Posted by Megan Erickson on

“I hereby command you: Be strong and courageous; do not be frightened or dismayed, for the LORD your God is with you wherever you go.” Joshua 1:9

The start of my junior year was nothing like I would have hoped. I was looking forward to being able to drive to school on my own, starting new classes, and seeing all my friends again. Though that soon changed for me, as my parents had decided they wanted me to start the school year off doing full virtual. I was not very pleased as everything I had been looking forward to was taken away just like that. I soon began to feel as though I was alone, because none of my other friends were doing virtual, and a majority of the students were all in school. I was now not looking forward to going back to school, because I thought that I would be the only one doing virtual in my classes, that I would be left out, and that I wouldn’t learn anything because I wasn’t in the classroom.

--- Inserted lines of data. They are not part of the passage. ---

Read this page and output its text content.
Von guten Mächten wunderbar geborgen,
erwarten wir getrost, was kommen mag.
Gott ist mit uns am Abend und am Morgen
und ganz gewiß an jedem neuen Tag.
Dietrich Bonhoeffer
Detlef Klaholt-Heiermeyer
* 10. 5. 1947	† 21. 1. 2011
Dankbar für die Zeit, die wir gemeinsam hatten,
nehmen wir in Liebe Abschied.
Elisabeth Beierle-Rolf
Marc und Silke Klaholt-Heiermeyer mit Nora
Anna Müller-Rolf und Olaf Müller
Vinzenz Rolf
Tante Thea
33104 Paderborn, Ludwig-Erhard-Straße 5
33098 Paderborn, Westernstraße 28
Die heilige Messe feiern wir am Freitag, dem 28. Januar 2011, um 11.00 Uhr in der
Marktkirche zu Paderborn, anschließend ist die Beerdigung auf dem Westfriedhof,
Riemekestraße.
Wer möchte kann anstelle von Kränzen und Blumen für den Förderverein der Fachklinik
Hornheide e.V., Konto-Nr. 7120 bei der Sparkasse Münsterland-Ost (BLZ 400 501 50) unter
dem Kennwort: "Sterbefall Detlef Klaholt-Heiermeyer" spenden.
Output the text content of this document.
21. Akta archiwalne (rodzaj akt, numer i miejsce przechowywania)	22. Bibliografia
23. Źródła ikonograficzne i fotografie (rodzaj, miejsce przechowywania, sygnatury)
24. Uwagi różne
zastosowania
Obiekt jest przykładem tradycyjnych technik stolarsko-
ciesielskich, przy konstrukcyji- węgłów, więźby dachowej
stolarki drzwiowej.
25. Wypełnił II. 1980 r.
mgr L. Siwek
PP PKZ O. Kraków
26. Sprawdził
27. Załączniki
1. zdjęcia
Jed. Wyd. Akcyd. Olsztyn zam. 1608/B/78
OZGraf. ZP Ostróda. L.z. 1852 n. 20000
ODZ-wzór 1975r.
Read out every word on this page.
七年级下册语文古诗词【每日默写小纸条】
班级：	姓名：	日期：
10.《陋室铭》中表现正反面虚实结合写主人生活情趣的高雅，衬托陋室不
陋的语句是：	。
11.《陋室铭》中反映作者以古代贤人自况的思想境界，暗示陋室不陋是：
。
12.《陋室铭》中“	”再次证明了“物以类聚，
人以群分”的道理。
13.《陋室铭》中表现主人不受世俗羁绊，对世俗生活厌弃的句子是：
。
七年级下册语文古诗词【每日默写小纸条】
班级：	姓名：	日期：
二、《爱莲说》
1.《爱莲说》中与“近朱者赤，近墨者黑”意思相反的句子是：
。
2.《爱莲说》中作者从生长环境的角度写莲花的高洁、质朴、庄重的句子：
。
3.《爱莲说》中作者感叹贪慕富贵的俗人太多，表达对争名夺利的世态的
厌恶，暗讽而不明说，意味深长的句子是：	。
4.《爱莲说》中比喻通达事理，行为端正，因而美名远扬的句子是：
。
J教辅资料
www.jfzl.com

The first day of school came pretty fast after that, and it was time for me to sit in my house, and stare at a computer screen for eight hours. I really don’t think I made the experience any better because I had convinced myself that online classes would be terrible, and was not in a very optimistic or courageous mood. Instead, rather I was grumpy and to be frank scared because this was a totally new experience for me. As the school day went on, in most classes there were only about two to three other students on the Google meet. This did not help change my mood or make the day any better, because none of these people were my close friends or even people I felt really comfortable with. I was so excited for lunch and study hall because I got a break from it all! The day was coming to an end, and I was getting ready for my last class of the day, math. I joined the Google meet, and just like that one after one, so many other people joined as well. I began to realize that there were more people doing online than just me. In a way each and every one of these individuals was the Lord for me, they were with me on this crazy journey. I realized that I was not alone.

Though it took me almost the entire day to understand that I was not alone in this situation and that I never will be, I was now strong, in my eyes, for making it through the first day, and was no longer frightened by the idea of online school. But just to be clear, it still wasn’t my favorite thing in the world, and I couldn’t wait to go back to school in person after two weeks! 

Prayer: Dear Lord, thank You for never leaving anyone's side during any situation. I pray no matter where someone is in their life right now, that You show them your wonderful command. Amen.